Any Englishman that understands Latin, may, notwithstanding the abbreviations, indifferently understand this indictment; but a foreigner not understanding English, though a scholar, will be at a loss in many places; yet to complete my work, I thought it convenient not to omit such an authentic piece.

Memorand. That in the writ of Oyer and Terminer, Pacsche 9 Hen. 8. upon the insurrection in London, it was resolved clearly by all the justices of England, that the justices of Oyer and Terminer cannot inquire one day, and the same day determine; no more can the justices of the peace, &c. But the justices of jail delivery, and justices in Eyre, may well do it; El. 8. Keyleway’s Rep. f. 159. b. pl. 2. But they do not call themselves so in the indictment.

If one in his absence be found guilty of an offence, whereby he incurs a premunire, he hath two months time allowed him after he is outlawed, to be heard, 27 Ed. 3 1 cap. Coke upon Littleton, sect. 201. fo. 134. b. saith, That the ancient law was, upon trials for felony, &c. the defendant had fifteen days time, or more, (if he prayed it,) to consider of his answer.

With this agrees Britton, fo’ 10. b.

Fortescue in libro de laudib. legum Angliæ.

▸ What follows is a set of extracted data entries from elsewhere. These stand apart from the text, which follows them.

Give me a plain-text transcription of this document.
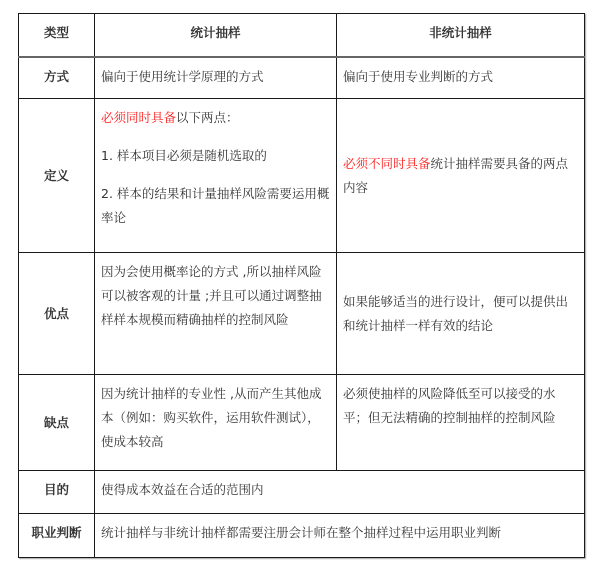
类型	统计抽样	非统计抽样
方式	偏向于使用统计学原理的方式	偏向于使用专业判断的方式
定义	必须同时具备以下两点：

1. 样本项目必须是随机选取的

2. 样本的结果和计量抽样风险需要运用概率论	必须不同时具备统计抽样需要具备的两点内容
优点	因为会使用概率论的方式 ,所以抽样风险可以被客观的计量 ;并且可以通过调整抽样样本规模而精确抽样的控制风险	如果能够适当的进行设计，便可以提供出和统计抽样一样有效的结论
缺点	因为统计抽样的专业性 ,从而产生其他成本（例如：购买软件，运用软件测试），使成本较高	必须使抽样的风险降低至可以接受的水平；但无法精确的控制抽样的控制风险
目的	使得成本效益在合适的范围内	
职业判断	统计抽样与非统计抽样都需要注册会计师在整个抽样过程中运用职业判断	
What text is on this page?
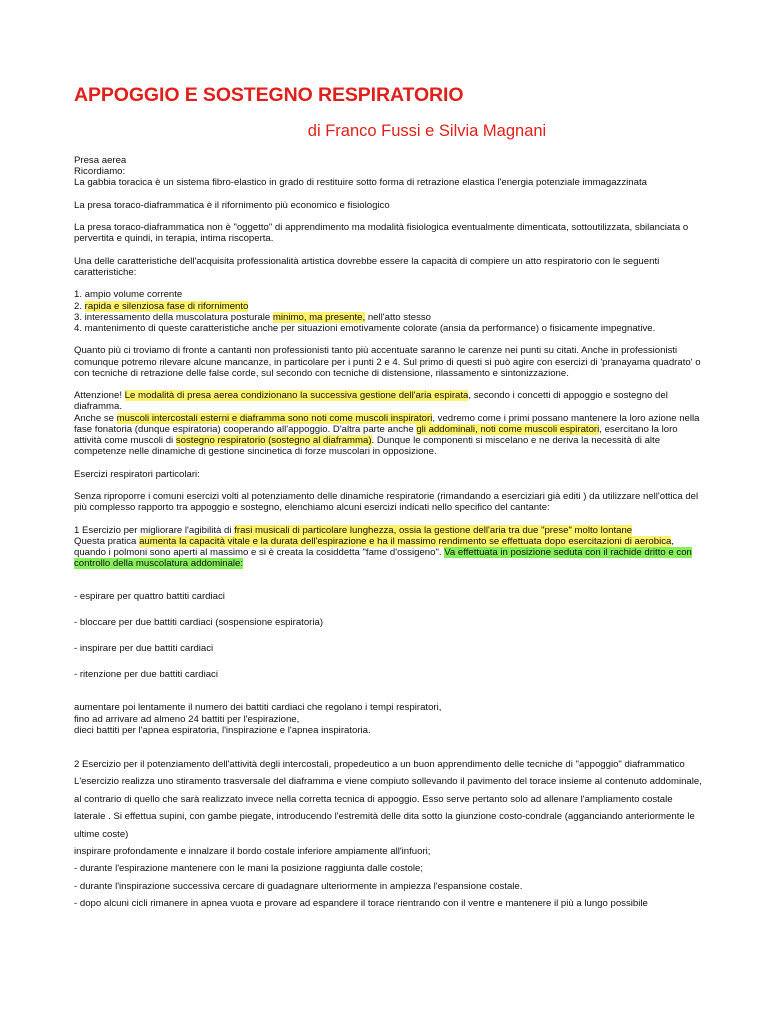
APPOGGIO E SOSTEGNO RESPIRATORIO
di Franco Fussi e Silvia Magnani

Presa aerea

Ricordiamo:

La gabbia toracica è un sistema fibro-elastico in grado di restituire sotto forma di retrazione elastica l'energia potenziale immagazzinata

La presa toraco-diaframmatica è il rifornimento più economico e fisiologico

La presa toraco-diaframmatica non è "oggetto" di apprendimento ma modalità fisiologica eventualmente dimenticata, sottoutilizzata, sbilanciata o pervertita e quindi, in terapia, intima riscoperta.

Una delle caratteristiche dell'acquisita professionalità artistica dovrebbe essere la capacità di compiere un atto respiratorio con le seguenti caratteristiche:

1. ampio volume corrente

2. rapida e silenziosa fase di rifornimento

3. interessamento della muscolatura posturale minimo, ma presente, nell'atto stesso

4. mantenimento di queste caratteristiche anche per situazioni emotivamente colorate (ansia da performance) o fisicamente impegnative.

Quanto più ci troviamo di fronte a cantanti non professionisti tanto più accentuate saranno le carenze nei punti su citati. Anche in professionisti comunque potremo rilevare alcune mancanze, in particolare per i punti 2 e 4. Sul primo di questi si può agire con esercizi di 'pranayama quadrato' o con tecniche di retrazione delle false corde, sul secondo con tecniche di distensione, rilassamento e sintonizzazione.

Attenzione! Le modalità di presa aerea condizionano la successiva gestione dell'aria espirata, secondo i concetti di appoggio e sostegno del diaframma.
Anche se muscoli intercostali esterni e diaframma sono noti come muscoli inspiratori, vedremo come i primi possano mantenere la loro azione nella fase fonatoria (dunque espiratoria) cooperando all'appoggio. D'altra parte anche gli addominali, noti come muscoli espiratori, esercitano la loro attività come muscoli di sostegno respiratorio (sostegno al diaframma). Dunque le componenti si miscelano e ne deriva la necessità di alte competenze nelle dinamiche di gestione sincinetica di forze muscolari in opposizione.

Esercizi respiratori particolari:

Senza riproporre i comuni esercizi volti al potenziamento delle dinamiche respiratorie (rimandando a eserciziari già editi ) da utilizzare nell'ottica del più complesso rapporto tra appoggio e sostegno, elenchiamo alcuni esercizi indicati nello specifico del cantante:

1 Esercizio per migliorare l'agibilità di frasi musicali di particolare lunghezza, ossia la gestione dell'aria tra due "prese" molto lontane
Questa pratica aumenta la capacità vitale e la durata dell'espirazione e ha il massimo rendimento se effettuata dopo esercitazioni di aerobica, quando i polmoni sono aperti al massimo e si è creata la cosiddetta "fame d'ossigeno". Va effettuata in posizione seduta con il rachide dritto e con controllo della muscolatura addominale:

- espirare per quattro battiti cardiaci

- bloccare per due battiti cardiaci (sospensione espiratoria)

- inspirare per due battiti cardiaci

- ritenzione per due battiti cardiaci

aumentare poi lentamente il numero dei battiti cardiaci che regolano i tempi respiratori,

fino ad arrivare ad almeno 24 battiti per l'espirazione,

dieci battiti per l'apnea espiratoria, l'inspirazione e l'apnea inspiratoria.

2 Esercizio per il potenziamento dell'attività degli intercostali, propedeutico a un buon apprendimento delle tecniche di "appoggio" diaframmatico

L'esercizio realizza uno stiramento trasversale del diaframma e viene compiuto sollevando il pavimento del torace insieme al contenuto addominale, al contrario di quello che sarà realizzato invece nella corretta tecnica di appoggio. Esso serve pertanto solo ad allenare l'ampliamento costale laterale . Si effettua supini, con gambe piegate, introducendo l'estremità delle dita sotto la giunzione costo-condrale (agganciando anteriormente le ultime coste)

inspirare profondamente e innalzare il bordo costale inferiore ampiamente all'infuori;

- durante l'espirazione mantenere con le mani la posizione raggiunta dalle costole;

- durante l'inspirazione successiva cercare di guadagnare ulteriormente in ampiezza l'espansione costale.

- dopo alcuni cicli rimanere in apnea vuota e provare ad espandere il torace rientrando con il ventre e mantenere il più a lungo possibile
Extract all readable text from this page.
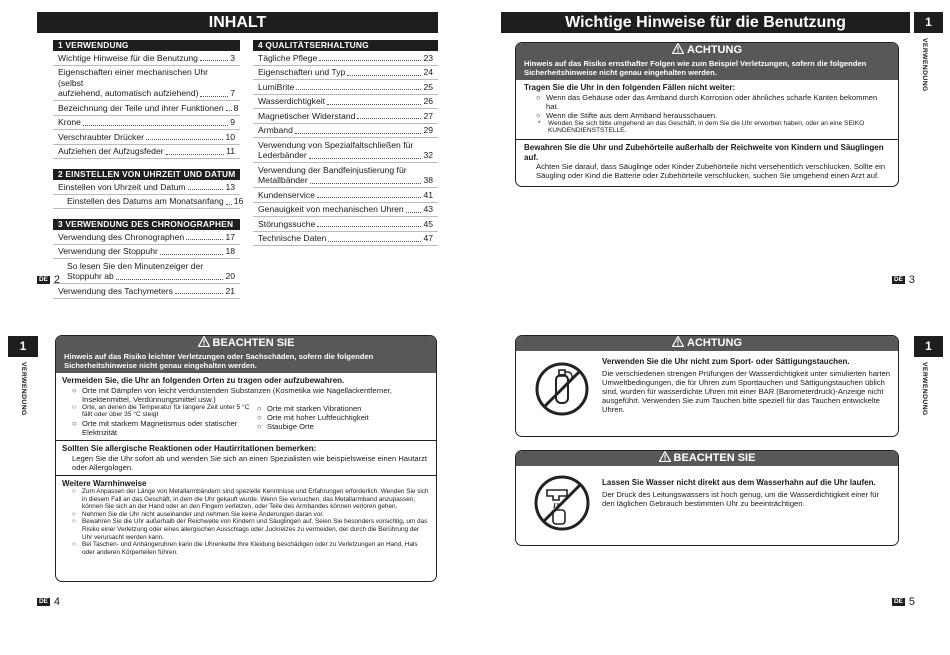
INHALT
1 VERWENDUNG
Wichtige Hinweise für die Benutzung	3
Eigenschaften einer mechanischen Uhr (selbst
aufziehend, automatisch aufziehend)	7
Bezeichnung der Teile und ihrer Funktionen 8
Krone	9
Verschraubter Drücker	10
Aufziehen der Aufzugsfeder	11
2 EINSTELLEN VON UHRZEIT UND DATUM
Einstellen von Uhrzeit und Datum	13
Einstellen des Datums am Monatsanfang 16
3 VERWENDUNG DES CHRONOGRAPHEN
Verwendung des Chronographen	17
Verwendung der Stoppuhr	18
So lesen Sie den Minutenzeiger der
Stoppuhr ab	20
Verwendung des Tachymeters	21
4 QUALITÄTSERHALTUNG
Tägliche Pflege	23
Eigenschaften und Typ	24
LumiBrite	25
Wasserdichtigkeit	26
Magnetischer Widerstand	27
Armband	29
Verwendung von Spezialfaltschließen für
Lederbänder	32
Verwendung der Bandfeinjustierung für
Metallbänder	38
Kundenservice	41
Genauigkeit von mechanischen Uhren 43
Störungssuche	45
Technische Daten	47
DE 2
Wichtige Hinweise für die Benutzung	1
VERWENDUNG
ACHTUNG
Hinweis auf das Risiko ernsthafter Folgen wie zum Beispiel Verletzungen, sofern die folgenden Sicherheitshinweise nicht genau eingehalten werden.
Tragen Sie die Uhr in den folgenden Fällen nicht weiter:
○ Wenn das Gehäuse oder das Armband durch Korrosion oder ähnliches scharfe Kanten bekommen hat.
○ Wenn die Stifte aus dem Armband herausschauen.
*	Wenden Sie sich bitte umgehend an das Geschäft, in dem Sie die Uhr erworben haben, oder an eine SEIKO KUNDENDIENSTSTELLE.
Bewahren Sie die Uhr und Zubehörteile außerhalb der Reichweite von Kindern und Säuglingen auf.
Achten Sie darauf, dass Säuglinge oder Kinder Zubehörteile nicht versehentlich verschlucken. Sollte ein Säugling oder Kind die Batterie oder Zubehörteile verschlucken, suchen Sie umgehend einen Arzt auf.
DE 3
1
VERWENDUNG
BEACHTEN SIE
Hinweis auf das Risiko leichter Verletzungen oder Sachschäden, sofern die folgenden Sicherheitshinweise nicht genau eingehalten werden.
Vermeiden Sie, die Uhr an folgenden Orten zu tragen oder aufzubewahren.
○ Orte mit Dämpfen von leicht verdunstenden Substanzen (Kosmetika wie Nagellackentferner, Insektenmittel, Verdünnungsmittel usw.)
○ Orte, an denen die Temperatur für längere Zeit unter 5 °C fällt oder über 35 °C steigt
○ Orte mit starkem Magnetismus oder statischer Elektrizität
○ Orte mit starken Vibrationen
○ Orte mit hoher Luftfeuchtigkeit
○ Staubige Orte
Sollten Sie allergische Reaktionen oder Hautirritationen bemerken:
Legen Sie die Uhr sofort ab und wenden Sie sich an einen Spezialisten wie beispielsweise einen Hautarzt oder Allergologen.
Weitere Warnhinweise
○ Zum Anpassen der Länge von Metallarmbändern sind spezielle Kenntnisse und Erfahrungen erforderlich. Wenden Sie sich in diesem Fall an das Geschäft, in dem die Uhr gekauft wurde. Wenn Sie versuchen, das Metallarmband anzupassen, können Sie sich an der Hand oder an den Fingern verletzen, oder Teile des Armbandes können verloren gehen.
○ Nehmen Sie die Uhr nicht auseinander und nehmen Sie keine Änderungen daran vor.
○ Bewahren Sie die Uhr außerhalb der Reichweite von Kindern und Säuglingen auf. Seien Sie besonders vorsichtig, um das Risiko einer Verletzung oder eines allergischen Ausschlags oder Juckreizes zu vermeiden, der durch die Berührung der Uhr verursacht werden kann.
○ Bei Taschen- und Anhängeruhren kann die Uhrenkette Ihre Kleidung beschädigen oder zu Verletzungen an Hand, Hals oder anderen Körperteilen führen.
DE 4
1
VERWENDUNG
ACHTUNG
Verwenden Sie die Uhr nicht zum Sport- oder Sättigungstauchen.
Die verschiedenen strengen Prüfungen der Wasserdichtigkeit unter simulierten harten Umweltbedingungen, die für Uhren zum Sporttauchen und Sättigungstauchen üblich sind, wurden für wasserdichte Uhren mit einer BAR (Barometerdruck)-Anzeige nicht ausgeführt. Verwenden Sie zum Tauchen bitte speziell für das Tauchen entwickelte Uhren.
BEACHTEN SIE
Lassen Sie Wasser nicht direkt aus dem Wasserhahn auf die Uhr laufen.
Der Druck des Leitungswassers ist hoch genug, um die Wasserdichtigkeit einer für den täglichen Gebrauch bestimmten Uhr zu beeinträchtigen.
DE 5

Mirror of Justice, cap. 4. sect. 7.

The statute of 28 Edw. 1. 9. provides that inquests shall be of the next neighbours, most sufficient, and least suspicious, upon penalty of double damages.

25 Edw. 3. cap. 3. No indictor be upon the inquests for felony nor trespass, if challenged.

34 Edw. 3. 4. Juries to be of the next people, not to be suspected or procured. With this agrees Regist. fo. 178.